When the job was finished, we were supposed to get the stackstone "sealed", via something that was sprayed onto the wall. For whatever reason, this never happened. Now, in places the walls have what looks like rust stains on them - I'm guessing that this is exactly what it is, caused by metal deposits in the stone. It's not amazingly pretty, but it actually makes it look more like a proper rock wall, in my opinion. I can see how if it happened on your house at home though you might be less than impressed though. So make sure you investigate whether or not you need to seal it after getting it installed. 
I was speaking to the building owner here last week, and he's planning some further renovations, and is pulling his hair out at the cost of the additional stackstone he requires. So I think that it'll be pretty dear whichever way you go, unfortunately. I don't know where he got his supply from, other than it was a special order from overseas somewhere, and they went through about 5 pallet-loads of the stuff. 
Good luck!
Matto  :Smilie:

----------


## raff

Gday, 
Try TJ imports on Springvale road http://www.tjimports.com.au/- various colours and styles and I paid around $65 sqm. 
The most common technique to install the stackstone is basically the same as tiling a wall.

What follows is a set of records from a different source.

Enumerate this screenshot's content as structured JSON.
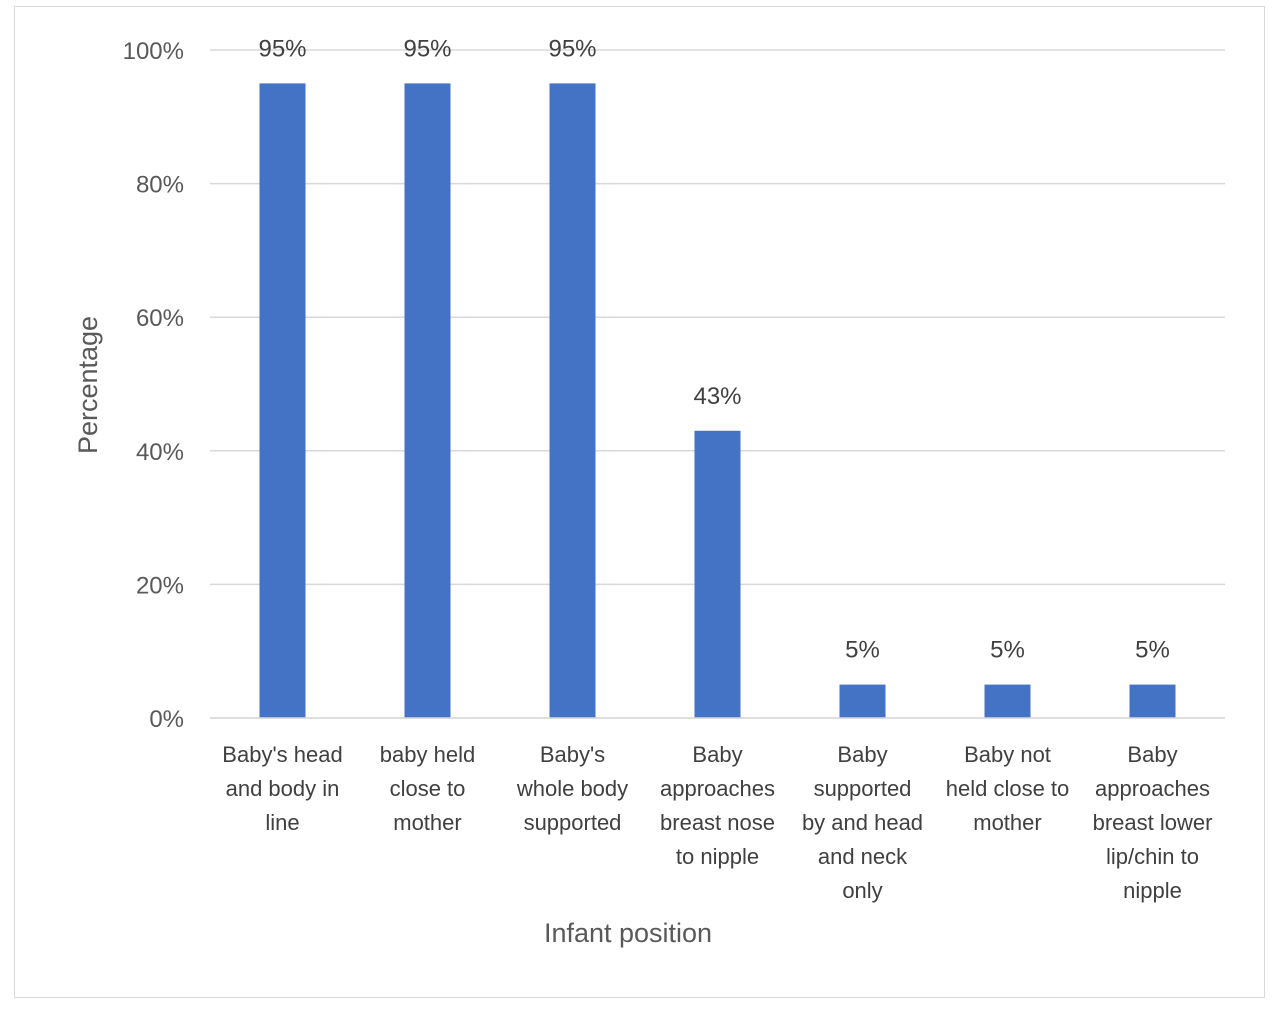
{
  "chart_data": {
    "type": "bar",
    "xlabel": "Infant position",
    "ylabel": "Percentage",
    "ylim": [
      0,
      100
    ],
    "yticks": [
      0,
      20,
      40,
      60,
      80,
      100
    ],
    "ytick_suffix": "%",
    "grid": true,
    "bar_color": "#4472C4",
    "categories": [
      [
        "Baby's head",
        "and body in",
        "line"
      ],
      [
        "baby held",
        "close to",
        "mother"
      ],
      [
        "Baby's",
        "whole body",
        "supported"
      ],
      [
        "Baby",
        "approaches",
        "breast nose",
        "to nipple"
      ],
      [
        "Baby",
        "supported",
        "by and head",
        "and neck",
        "only"
      ],
      [
        "Baby not",
        "held close to",
        "mother"
      ],
      [
        "Baby",
        "approaches",
        "breast lower",
        "lip/chin to",
        "nipple"
      ]
    ],
    "values": [
      95,
      95,
      95,
      43,
      5,
      5,
      5
    ],
    "data_labels": [
      "95%",
      "95%",
      "95%",
      "43%",
      "5%",
      "5%",
      "5%"
    ]
  }
}
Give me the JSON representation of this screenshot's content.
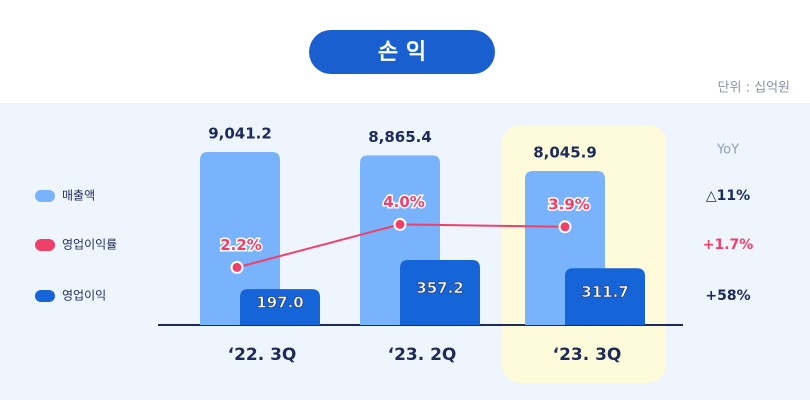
{
  "chart_data": {
    "type": "bar",
    "title": "손 익",
    "unit": "단위 : 십억원",
    "yoy_title": "YoY",
    "categories": [
      "‘22. 3Q",
      "‘23. 2Q",
      "‘23. 3Q"
    ],
    "series": [
      {
        "name": "매출액",
        "type": "bar",
        "color": "#79b3fb",
        "values": [
          9041.2,
          8865.4,
          8045.9
        ],
        "value_labels": [
          "9,041.2",
          "8,865.4",
          "8,045.9"
        ],
        "yoy": "△11%"
      },
      {
        "name": "영업이익률",
        "type": "line",
        "color": "#f0406a",
        "values": [
          2.2,
          4.0,
          3.9
        ],
        "value_labels": [
          "2.2%",
          "4.0%",
          "3.9%"
        ],
        "yoy": "+1.7%"
      },
      {
        "name": "영업이익",
        "type": "bar",
        "color": "#1565d8",
        "values": [
          197.0,
          357.2,
          311.7
        ],
        "value_labels": [
          "197.0",
          "357.2",
          "311.7"
        ],
        "yoy": "+58%"
      }
    ]
  }
}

Use an outdoor tile adhesive and knotched trowel. Fairly simple job- the corners can be a hassle- you can buy pre made corners (can be costly) or you can mitre them yourself but would require a decent brick/tile cutter for a largish job. As indicated above for a neat job, mitre to same tile to line up the corners.  
The stackstone is heavy and should only be attached to brick (or concrete) walls and never to tall studded walls, even hardie has a disclaimer states blueboard is not designed to take the weight of stackstone. (weighs around 40kg sqm from memory) 
I did a rear retaining wall at the back of my house and a large spillover water feature which came up well. Fairly quick process one you get the levels sorted and mitres cut. The tiles are generally 500x100mm and butt together horizonatlly and 'stacked' in a stagger fashion as you would build a brick wall.  
Goodluck! :Biggrin:

----------


## Planned LScape

Yes do your shopping before buying, resellers will add their cut and it costs a heap more. Retail is usually around the $100-120m² range, but you can go straight to the wholsesalers to get it cheaper. 
I have used either a construction adhesive (ie liquid nails or similar) or a supplied bag of tile adhesive (forget the name) that is mixed with water and has high wall holding properties.

----------